Hi Guys! If I create a logger with pretty_env_logger, and apply it to create error log once the response code is 500, then my service performance drops from 11.500 req / sec to 8.000 req / sec. Do you have any advice? This is my code
Does your performance only drop that much when all of those requests are internal server errors, or does the performance also drop by just having that condition in your code, even though none of the request actually log anything?
Actually in my test I just have 200OK, and the performance dropped. By for a few hours I have been trying to figure it out, and one silly possibility is my laptop battery power mode. So maybe, its just something different. I need to get a server to test it out. But thank you!
All in all I do not know what is the reason of my performance drop. Now its vary between 6.000-9.000 req per sec. But in the early morning with the same code it was 11.000 req / sec. Soo strange. But I guess its not related to the logging.
I need to check. But without logging and tracing at all, the performance still vary between the same range. And thats really annoying, because yesterday the same wrk test using the same docker containers showed consistently 10.500 req / sec - 11.500 req / sec.
@alice I got something interesting. After my checks I removed completely all the logging codes, even I removed pretty_env_logger and log crated from my Cargo.toml. So removed everything from my code related to logging. And the performance was the same, dropped to ~8.000 req / sec.
And now I did a test. I used the same binary, but I started it with this:
RUST_LOG=trace ./target/release/api
And the performance gained back to 11.000 req / sec. The same code, the same binary, in the binary there is no logging at all, even there is no logging crates - in my code. And somehow this modifies the behavior of the crates related to my project.

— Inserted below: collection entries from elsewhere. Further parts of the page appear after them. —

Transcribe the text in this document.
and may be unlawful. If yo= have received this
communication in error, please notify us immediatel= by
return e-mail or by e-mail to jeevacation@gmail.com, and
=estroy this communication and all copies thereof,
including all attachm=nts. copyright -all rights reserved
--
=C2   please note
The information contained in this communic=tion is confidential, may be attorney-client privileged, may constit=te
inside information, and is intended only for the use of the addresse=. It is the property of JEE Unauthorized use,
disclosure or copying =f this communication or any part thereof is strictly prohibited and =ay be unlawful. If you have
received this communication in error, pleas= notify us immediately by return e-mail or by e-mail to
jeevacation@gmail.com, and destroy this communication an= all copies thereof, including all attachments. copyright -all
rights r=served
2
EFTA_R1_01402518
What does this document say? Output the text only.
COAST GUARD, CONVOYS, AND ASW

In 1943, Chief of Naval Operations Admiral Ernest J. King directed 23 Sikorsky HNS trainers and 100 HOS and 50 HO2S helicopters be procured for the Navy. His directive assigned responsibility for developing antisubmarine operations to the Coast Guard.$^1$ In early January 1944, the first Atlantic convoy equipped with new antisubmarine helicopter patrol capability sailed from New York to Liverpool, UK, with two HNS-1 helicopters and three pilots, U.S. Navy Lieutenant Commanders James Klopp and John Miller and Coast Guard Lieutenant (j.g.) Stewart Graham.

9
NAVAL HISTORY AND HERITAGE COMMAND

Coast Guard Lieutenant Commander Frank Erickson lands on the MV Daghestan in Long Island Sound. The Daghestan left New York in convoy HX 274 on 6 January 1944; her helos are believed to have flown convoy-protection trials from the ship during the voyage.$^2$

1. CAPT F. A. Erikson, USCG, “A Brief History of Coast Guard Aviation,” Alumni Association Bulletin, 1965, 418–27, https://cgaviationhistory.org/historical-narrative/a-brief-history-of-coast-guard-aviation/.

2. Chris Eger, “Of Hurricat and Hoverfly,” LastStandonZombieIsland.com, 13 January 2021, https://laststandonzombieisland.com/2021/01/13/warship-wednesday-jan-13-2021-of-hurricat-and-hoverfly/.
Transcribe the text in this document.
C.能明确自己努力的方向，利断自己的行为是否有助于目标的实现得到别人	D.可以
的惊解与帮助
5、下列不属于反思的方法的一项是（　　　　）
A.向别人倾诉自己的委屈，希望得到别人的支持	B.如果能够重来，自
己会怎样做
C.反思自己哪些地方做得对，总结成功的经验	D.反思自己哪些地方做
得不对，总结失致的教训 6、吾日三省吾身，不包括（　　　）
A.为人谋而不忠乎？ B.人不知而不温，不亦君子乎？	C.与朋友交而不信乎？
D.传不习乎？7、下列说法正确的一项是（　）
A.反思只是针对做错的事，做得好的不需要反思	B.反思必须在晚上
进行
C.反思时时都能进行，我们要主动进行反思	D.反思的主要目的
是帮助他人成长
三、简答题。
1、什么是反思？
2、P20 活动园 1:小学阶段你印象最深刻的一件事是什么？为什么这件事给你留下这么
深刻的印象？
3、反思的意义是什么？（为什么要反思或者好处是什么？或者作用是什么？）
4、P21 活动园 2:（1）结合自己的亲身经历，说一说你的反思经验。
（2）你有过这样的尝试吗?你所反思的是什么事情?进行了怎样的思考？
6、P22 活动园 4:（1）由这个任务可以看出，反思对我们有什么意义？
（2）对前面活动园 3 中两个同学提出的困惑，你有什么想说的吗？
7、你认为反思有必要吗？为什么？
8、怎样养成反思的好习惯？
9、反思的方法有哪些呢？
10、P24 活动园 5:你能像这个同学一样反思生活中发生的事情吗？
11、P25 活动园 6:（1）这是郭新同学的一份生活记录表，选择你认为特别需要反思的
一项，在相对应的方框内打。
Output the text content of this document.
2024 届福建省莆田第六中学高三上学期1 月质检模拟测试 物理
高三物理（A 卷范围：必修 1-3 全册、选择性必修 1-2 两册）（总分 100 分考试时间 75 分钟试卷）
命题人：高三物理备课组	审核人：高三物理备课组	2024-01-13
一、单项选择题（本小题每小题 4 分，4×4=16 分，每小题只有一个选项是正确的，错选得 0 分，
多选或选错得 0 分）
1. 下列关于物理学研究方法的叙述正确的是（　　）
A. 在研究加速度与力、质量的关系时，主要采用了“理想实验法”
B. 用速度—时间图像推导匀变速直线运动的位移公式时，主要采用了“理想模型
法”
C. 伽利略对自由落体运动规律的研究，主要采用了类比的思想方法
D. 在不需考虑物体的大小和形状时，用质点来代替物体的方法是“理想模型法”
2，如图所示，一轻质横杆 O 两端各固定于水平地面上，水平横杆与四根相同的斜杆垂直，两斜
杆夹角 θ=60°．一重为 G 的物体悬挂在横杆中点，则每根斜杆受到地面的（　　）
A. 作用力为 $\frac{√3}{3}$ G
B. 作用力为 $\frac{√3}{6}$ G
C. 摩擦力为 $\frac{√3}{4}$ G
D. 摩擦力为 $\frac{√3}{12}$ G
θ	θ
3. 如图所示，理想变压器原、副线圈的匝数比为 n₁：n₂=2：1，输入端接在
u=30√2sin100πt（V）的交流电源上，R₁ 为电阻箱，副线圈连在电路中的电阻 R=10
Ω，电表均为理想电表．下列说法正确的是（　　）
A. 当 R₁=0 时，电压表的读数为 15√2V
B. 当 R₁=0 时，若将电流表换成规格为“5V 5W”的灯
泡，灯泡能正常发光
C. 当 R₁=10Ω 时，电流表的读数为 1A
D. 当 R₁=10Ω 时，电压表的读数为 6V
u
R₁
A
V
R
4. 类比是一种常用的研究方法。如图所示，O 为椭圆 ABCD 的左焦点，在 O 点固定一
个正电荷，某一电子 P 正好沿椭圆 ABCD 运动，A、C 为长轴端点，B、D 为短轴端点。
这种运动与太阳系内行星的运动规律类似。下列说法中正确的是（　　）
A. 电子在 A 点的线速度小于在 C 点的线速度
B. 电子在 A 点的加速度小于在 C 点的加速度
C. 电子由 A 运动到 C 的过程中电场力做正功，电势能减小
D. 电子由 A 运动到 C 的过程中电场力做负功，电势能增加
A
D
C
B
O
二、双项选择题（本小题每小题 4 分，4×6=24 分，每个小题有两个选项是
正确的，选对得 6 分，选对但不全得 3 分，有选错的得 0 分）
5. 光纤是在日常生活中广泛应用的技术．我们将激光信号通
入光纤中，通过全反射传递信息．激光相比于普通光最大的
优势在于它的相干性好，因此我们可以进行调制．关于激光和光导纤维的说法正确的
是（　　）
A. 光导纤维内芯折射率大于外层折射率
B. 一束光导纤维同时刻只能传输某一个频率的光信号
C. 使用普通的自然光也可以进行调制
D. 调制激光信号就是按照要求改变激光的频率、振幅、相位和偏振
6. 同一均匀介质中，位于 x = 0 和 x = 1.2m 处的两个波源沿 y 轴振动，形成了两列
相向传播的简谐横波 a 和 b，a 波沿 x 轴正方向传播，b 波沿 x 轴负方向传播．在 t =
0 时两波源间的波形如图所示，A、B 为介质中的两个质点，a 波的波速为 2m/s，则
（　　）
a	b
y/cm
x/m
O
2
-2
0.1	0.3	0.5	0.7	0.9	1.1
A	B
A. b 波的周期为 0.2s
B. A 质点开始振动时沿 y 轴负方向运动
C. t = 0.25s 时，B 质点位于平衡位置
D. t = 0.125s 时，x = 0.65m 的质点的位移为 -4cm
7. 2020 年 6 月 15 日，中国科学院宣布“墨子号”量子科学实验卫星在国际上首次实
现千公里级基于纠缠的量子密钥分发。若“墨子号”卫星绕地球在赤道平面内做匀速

Or maybe not... I checked again, and without that trick, now I constant have 11K req/sec performance. The only strange thing, if I run that binary directly from bash, I have 11K req/sec performance, if I put it in a docker container, but using the same port and etc, the same wrk test drops to 8K req/sec. But I saw 11K performance using it in a docker container yesterday. I have no idea whats going on. But 20-25% performance difference should mean something, and Docker should not burn that 20%.
To tell the truth I find it a bit too difficult to follow which number was produced in which scenario. I just wanted to make sure that the drop you see is not related to Docker and the way you're viewing/collecting log messages. We still want to generate as many log messages as we can (trace) while discarding all of them to measure how expensive it is to construct them.
There's definitely a performance hit. Depending on what you need you can try:
use tracing instead of logging and see if its sink implementation performs better than your logging backend
limit tracing to your program, ignoring traces from the dependencies (RUST_LOG=api=trace)
if you're in control of logging, some log messages might be too heavyweight/produce too much data so you can try to limit their size
I'm afraid not. I wouldn't expect the redirection to reduce the performance. Perhaps it's the environment that's changing, background processes, etc. Difficult to say without running multiple tests over longer period of time.